Da hat es mir ja grad eben die Sprache verschlagen, als ich passend zum Spiel diese Packung Chips, SourCream & Ognion von Pringles, geöffnet habe. Man meint, die Dose wäre schon halb leer gefuttert. Der Zollstock zeigt knapp 2,5 Zentimeter von 8,5 Zentimetern Luft. Das entspricht 29,4 Prozent Luft auf das Volumen gerechnet. Bezieht man noch die gebogene Form des Chips-Turms mit ein und die nach untern abfallende Schichtung, ich habe an der höchsten Stelle gemessen, so wird der Mangel an erwartetem Inhalt noch erschreckender und nimmt bald die aufgeblasenen Ausmaße eines Regierungsprogramms an. Gibt es kein Gesetz, das vorschreibt, eine Verpackung muss zumindest annähernd voll sein? Ich werd die Verbraucherzentrale fragen.

Leider verschlägt es mir immer noch die ehrliche Sprache, da ich mir keine Abmahnung einhandeln will, um am Ende gezwungen zu werden, diesen Beitrag hier zu löschen… Aber ich glaube, die Bilder und Tatsachen sprechen für sich.

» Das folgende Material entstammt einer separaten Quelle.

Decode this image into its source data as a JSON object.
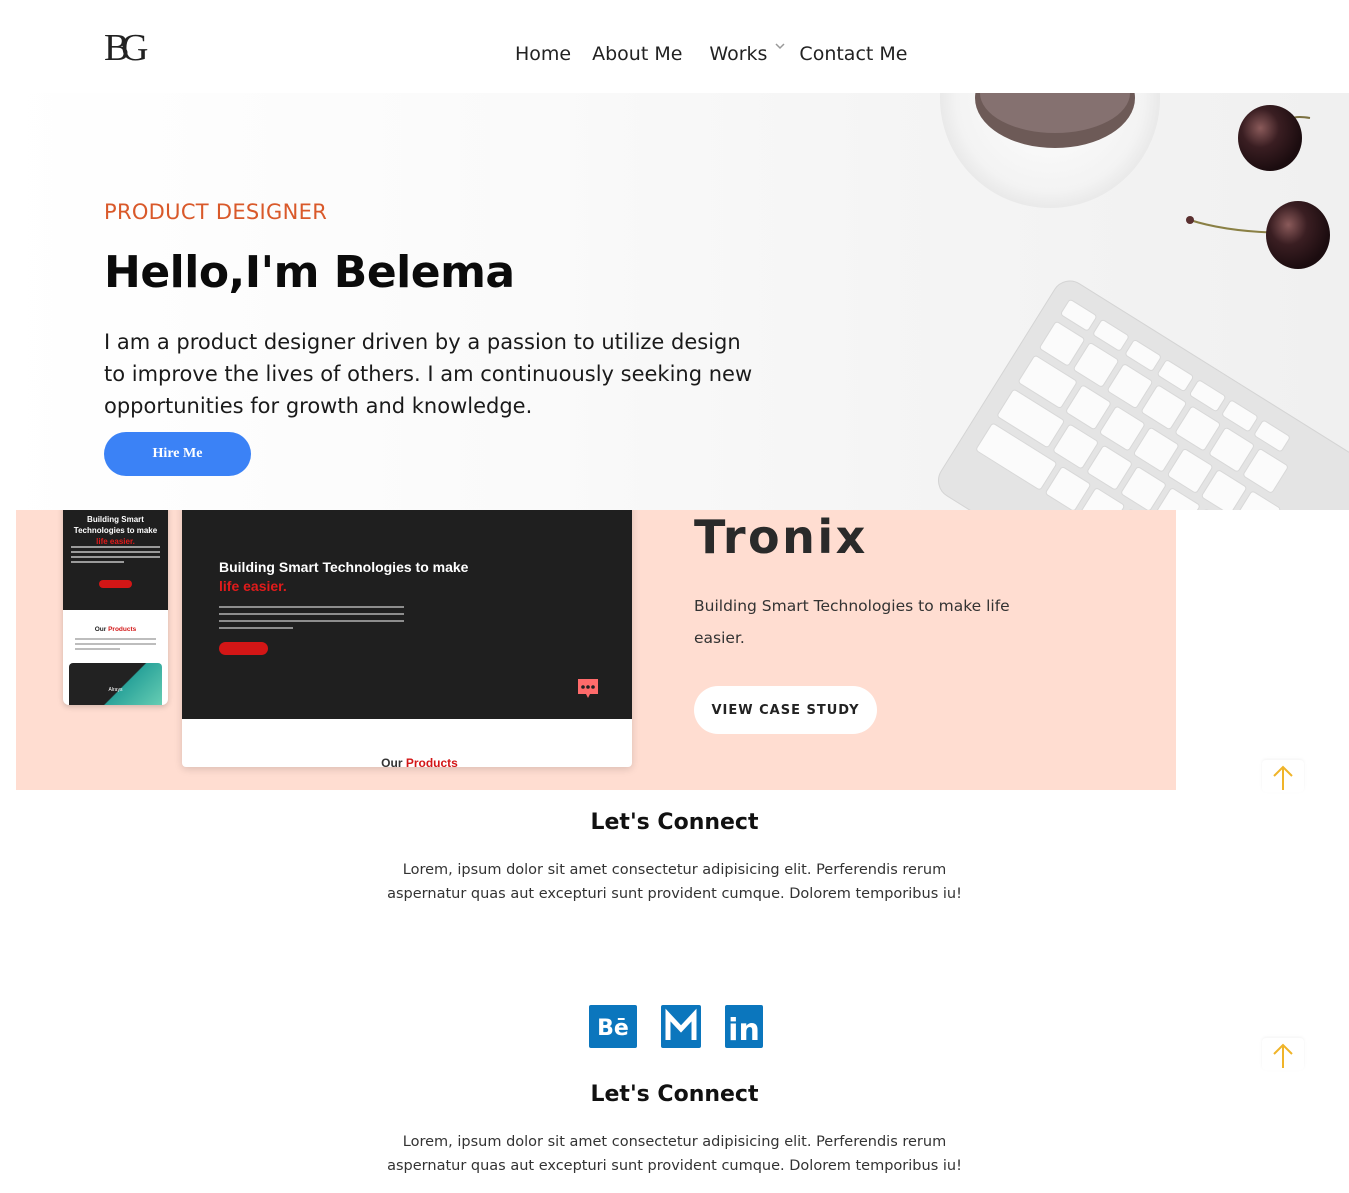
{
  "header": {
    "logo_text": "BG",
    "nav": {
      "home": "Home",
      "about": "About Me",
      "works": "Works",
      "contact": "Contact Me"
    }
  },
  "hero": {
    "eyebrow": "PRODUCT DESIGNER",
    "title": "Hello,I'm Belema",
    "text": "I am a product designer driven by a passion to utilize design to improve the lives of others. I am continuously seeking new opportunities for growth and knowledge.",
    "hire_label": "Hire Me"
  },
  "project": {
    "title": "Tronix",
    "description": "Building Smart Technologies to make life easier.",
    "button": "VIEW CASE STUDY",
    "mockup": {
      "heading_a": "Building Smart Technologies to make ",
      "heading_red": "life easier.",
      "phone_heading_a": "Building Smart Technologies to make ",
      "phone_heading_red": "life easier.",
      "our": "Our ",
      "products": "Products",
      "card_label": "Alrays"
    }
  },
  "connect": [
    {
      "title": "Let's Connect",
      "text": "Lorem, ipsum dolor sit amet consectetur adipisicing elit. Perferendis rerum aspernatur quas aut excepturi sunt provident cumque. Dolorem temporibus iu!"
    },
    {
      "title": "Let's Connect",
      "text": "Lorem, ipsum dolor sit amet consectetur adipisicing elit. Perferendis rerum aspernatur quas aut excepturi sunt provident cumque. Dolorem temporibus iu!"
    }
  ],
  "socials": [
    {
      "name": "behance-icon",
      "label": "Bē"
    },
    {
      "name": "gmail-icon",
      "label": "M"
    },
    {
      "name": "linkedin-icon",
      "label": "in"
    }
  ],
  "colors": {
    "accent_orange": "#d9592a",
    "button_blue": "#3b82f6",
    "project_bg": "#ffddd1",
    "social_blue": "#0b76bd",
    "arrow_yellow": "#f0b429"
  }
}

Aber mit einem literarischen Zitat möchte ich enden aus Zazie in der Metro von Raymond Queneau:
“(Zazie, ein kleines Mädchen vom Lande, wäre in Paris sehr gerne Metro gefahren, die Fahrer streiken aber leider. Das Taxi, das nun vor ihr steht, ist also auch eine Art Produktenttäuschung für sie.)
- Guten Tag, Kleine, sagt er (Charles, der Taxifahrer) zu Zazie, ohne sie anzusehen, und legte sich seine Veröffentlichung sorgfältig unter den Hintern.
- Ist dasn Rappelkasten, sein Taxi, sagt Zazie.
- Steig ein, sagt Gabriel (ihr Onkel), und sein kein Snob.
- Snob am Arsch, sagt Zazie.”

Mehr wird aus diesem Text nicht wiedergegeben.